Dans une de vos interviews accordées à des confrères, vous avez eu ces mots : « La RDC mérite mieux.» pouvez-vous préciser le sens profond de cette phrase ?

Vous savez, le peuple congolais est le résultat de ses dirigeants. Je pense que nous sommes dirigés par une classe politique irresponsable. La RDC a besoin des dirigeants qui travaillent, ceux qui ont une vision claire. Un pays qui est si riche ne peut pas vivre dans cette pauvreté. Lorsque vous avez des rapports de la FAO qui expliquent clairement qu’au Congo, il y a plus de 15 millions de personnes qui souffrent de la malnutrition, je me demande on parle de quelle République Démocratique du Congo. Je ne comprends pas aujourd’hui le taux de mortalité qu’il y a. Nous n’avons pas de sécurité sociale. Parlons de l’éducation, il y a plusieurs enfants qui n’étudient pas parce que l’Etat est démissionnaire. Mais la constitution dit que l’enseignement primaire est gratuit. Parlons de la justice, regardez comment la corruption a gangrené le pays. Des ministres sont capables d’acheter des dizaines des villas, mais l’Etat est incapable de construire des hôpitaux. On est incapable de construire des routes. Regardez ce qui s’est passé à Mbuba, des gens qui brulent, ils ont été transportés sur des motos, dans des voitures au lieu des ambulances. Le problème de la sécurité. Depuis plus de 20 ans, on tue, on viole à l’Est. Bref, le Congo mérite mieux.

Vous ambitionnez d’être député. Or le rôle d’un député c’est d’édicter des lois et de faire le contrôle parlementaire. Pensez-vous que vous, en étant député, vous allez changer le tableau sombre que vous venez de peindre ?

C’est un challenge. Chaque jour j’essaie d’apprendre un peu plus sur la RDC. Chaque jour j’essaie d’enrichir ma pensée pour sortir le Congo du gouffre. En tant que député, j’aurai la possibilité d’interpeller certains ministres qui gèrent certains secteurs importants. Je vous ai parlé de la pauvreté. Qu’est-ce qui manque à la RDC d’investir dans l’agriculture par exemple ? Vous avez vu ce qui s’est passé avec l’histoire de Bukanga Lonzo, avec 400 millions investis, mais aujourd’hui, Bukanga Lonzo a fermé. Personne n’a été interpellé. Nous serons là pour proposer des lois et faire le suivi. Pourquoi on n’investit pas dans l’élevage à grande échelle ? Notre mandat nous permettra de prendre conscience du niveau du mal de notre pays. Nous avons parlé de l’éducation. L’éducation est la colonne vertébrale d’un pays. Sans éducation, on est un peuple faible. Il est important que les enseignants soient bien payés pour qu’ils puissent investir leur énergie dans la vie de nos enfants.

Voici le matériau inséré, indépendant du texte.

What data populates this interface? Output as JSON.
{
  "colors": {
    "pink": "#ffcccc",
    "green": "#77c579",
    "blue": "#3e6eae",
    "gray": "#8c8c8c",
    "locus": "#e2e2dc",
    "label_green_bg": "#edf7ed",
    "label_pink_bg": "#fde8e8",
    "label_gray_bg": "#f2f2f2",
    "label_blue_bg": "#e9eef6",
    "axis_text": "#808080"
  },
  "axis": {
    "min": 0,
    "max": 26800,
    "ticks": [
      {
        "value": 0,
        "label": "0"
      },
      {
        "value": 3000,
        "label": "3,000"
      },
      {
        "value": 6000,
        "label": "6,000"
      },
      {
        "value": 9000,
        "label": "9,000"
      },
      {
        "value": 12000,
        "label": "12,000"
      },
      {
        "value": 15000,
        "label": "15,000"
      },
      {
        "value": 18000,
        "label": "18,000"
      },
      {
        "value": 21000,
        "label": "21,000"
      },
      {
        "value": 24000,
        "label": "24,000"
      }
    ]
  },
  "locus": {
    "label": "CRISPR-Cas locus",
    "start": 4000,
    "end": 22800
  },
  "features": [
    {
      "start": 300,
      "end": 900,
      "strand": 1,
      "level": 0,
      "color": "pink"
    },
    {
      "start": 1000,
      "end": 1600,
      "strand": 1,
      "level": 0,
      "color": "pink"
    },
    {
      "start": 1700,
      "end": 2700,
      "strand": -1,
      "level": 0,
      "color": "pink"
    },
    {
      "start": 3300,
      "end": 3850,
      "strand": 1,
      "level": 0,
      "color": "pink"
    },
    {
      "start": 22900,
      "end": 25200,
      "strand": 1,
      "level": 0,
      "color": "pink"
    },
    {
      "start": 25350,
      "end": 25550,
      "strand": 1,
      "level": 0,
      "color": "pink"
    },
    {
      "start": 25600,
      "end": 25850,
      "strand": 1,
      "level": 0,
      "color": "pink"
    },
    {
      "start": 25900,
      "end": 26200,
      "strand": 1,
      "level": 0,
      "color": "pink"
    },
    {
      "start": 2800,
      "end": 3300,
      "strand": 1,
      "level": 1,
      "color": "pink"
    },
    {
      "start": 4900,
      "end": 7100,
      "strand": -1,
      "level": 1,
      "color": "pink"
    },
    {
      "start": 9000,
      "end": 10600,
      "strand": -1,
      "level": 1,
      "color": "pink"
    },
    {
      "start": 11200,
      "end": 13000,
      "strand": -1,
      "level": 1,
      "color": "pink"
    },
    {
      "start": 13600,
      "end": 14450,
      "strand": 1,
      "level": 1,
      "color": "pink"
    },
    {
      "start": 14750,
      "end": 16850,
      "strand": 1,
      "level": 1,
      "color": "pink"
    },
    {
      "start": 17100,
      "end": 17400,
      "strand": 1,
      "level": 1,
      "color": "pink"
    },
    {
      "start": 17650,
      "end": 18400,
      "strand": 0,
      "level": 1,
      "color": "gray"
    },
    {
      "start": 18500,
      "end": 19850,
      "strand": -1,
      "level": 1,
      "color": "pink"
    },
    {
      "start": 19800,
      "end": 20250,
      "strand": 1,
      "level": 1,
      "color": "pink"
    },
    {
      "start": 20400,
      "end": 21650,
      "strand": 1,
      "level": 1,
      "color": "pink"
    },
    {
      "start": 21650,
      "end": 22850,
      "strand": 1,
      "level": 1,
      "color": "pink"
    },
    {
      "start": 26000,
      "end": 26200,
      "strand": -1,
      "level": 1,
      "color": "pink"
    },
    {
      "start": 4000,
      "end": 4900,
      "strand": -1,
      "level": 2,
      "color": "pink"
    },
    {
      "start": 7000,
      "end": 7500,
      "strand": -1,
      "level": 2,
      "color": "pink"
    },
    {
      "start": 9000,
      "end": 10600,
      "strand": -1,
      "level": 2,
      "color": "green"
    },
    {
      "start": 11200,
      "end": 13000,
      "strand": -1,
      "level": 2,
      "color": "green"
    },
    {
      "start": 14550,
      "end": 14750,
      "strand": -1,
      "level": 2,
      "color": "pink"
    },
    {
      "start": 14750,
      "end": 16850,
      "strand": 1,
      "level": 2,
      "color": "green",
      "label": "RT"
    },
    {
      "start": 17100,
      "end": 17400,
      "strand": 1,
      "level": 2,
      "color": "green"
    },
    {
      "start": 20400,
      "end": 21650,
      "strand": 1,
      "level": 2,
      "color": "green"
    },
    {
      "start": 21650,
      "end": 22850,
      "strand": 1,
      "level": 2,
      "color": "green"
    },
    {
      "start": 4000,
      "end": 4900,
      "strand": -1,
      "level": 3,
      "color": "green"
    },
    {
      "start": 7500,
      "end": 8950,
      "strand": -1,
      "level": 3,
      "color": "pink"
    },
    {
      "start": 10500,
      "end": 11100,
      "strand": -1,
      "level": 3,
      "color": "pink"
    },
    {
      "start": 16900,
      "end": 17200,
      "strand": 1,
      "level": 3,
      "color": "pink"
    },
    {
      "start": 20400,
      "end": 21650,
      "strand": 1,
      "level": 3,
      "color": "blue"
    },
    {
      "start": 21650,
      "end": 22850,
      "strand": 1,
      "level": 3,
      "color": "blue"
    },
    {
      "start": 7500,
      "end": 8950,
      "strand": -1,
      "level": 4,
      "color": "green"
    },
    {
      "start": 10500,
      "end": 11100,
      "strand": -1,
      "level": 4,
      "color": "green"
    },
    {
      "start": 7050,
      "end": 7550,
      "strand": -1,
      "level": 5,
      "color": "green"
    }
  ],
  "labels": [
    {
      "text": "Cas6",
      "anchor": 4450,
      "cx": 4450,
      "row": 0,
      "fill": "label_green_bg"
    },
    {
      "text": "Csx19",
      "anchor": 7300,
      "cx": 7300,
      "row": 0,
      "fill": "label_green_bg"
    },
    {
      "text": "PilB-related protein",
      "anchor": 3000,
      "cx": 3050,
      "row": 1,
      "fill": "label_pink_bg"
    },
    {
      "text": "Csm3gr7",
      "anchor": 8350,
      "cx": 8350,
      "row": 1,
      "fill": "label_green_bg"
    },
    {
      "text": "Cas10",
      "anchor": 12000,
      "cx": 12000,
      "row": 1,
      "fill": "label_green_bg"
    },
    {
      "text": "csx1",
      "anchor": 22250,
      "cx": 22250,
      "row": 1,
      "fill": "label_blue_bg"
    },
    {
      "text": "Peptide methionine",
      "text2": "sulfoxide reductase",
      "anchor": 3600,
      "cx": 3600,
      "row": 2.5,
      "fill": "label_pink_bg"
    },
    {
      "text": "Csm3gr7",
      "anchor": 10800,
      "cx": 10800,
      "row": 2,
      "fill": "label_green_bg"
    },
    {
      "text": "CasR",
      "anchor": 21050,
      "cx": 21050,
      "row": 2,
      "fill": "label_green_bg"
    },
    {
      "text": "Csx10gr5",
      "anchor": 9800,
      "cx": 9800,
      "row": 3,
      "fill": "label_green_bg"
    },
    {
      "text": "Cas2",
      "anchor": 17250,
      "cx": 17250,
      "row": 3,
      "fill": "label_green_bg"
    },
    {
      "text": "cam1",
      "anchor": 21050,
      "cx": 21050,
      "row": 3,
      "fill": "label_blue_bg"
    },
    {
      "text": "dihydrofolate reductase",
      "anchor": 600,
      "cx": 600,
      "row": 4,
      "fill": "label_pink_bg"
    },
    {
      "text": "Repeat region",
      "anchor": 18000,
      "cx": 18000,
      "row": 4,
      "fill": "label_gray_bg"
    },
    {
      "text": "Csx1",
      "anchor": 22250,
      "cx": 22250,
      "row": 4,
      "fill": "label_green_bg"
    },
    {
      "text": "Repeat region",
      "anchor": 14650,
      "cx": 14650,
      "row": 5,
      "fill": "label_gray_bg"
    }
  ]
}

Vous êtes candidat pour le compte de la Dynamique de l’Opposition. Ne craignez-vous pas que votre voix soit happée par la majorité, si vous n’êtes pas dans cette majorité ?

Ce que je sais c’est qu’il y a la possibilité de faire des alliances quand on est au parlement. L’idéal c’est ne pas être un opposant aveugle. Mon souhait à moi c’est d’améliorer le quotidien des congolais. Et si je dois faire des alliances qui ne trahissent pas le Congo, je le ferai. Si on a la possibilité d’intégrer même l’exécutif, au ministère de la culture ou du tourisme, nous apporterons notre expertise.

Que répondez-vous à ceux qui disent que les opérateurs culturels viennent en politique juste par appât du gain ?

C’est totalement faux. Je pense qu’il faut définir ces opérateurs culturels. Je vous ai présenté mon CV, ce que je suis, un bon comédien qui a représenté valablement son pays sur le plan international, un bon metteur en scène, un bon producteur. Nous avons réhabilité le théâtre des verdures avec nos propres moyens, avec plus de 300 000 dollars dépensés. C’est totalement faux, pour ce qui est de notre cas.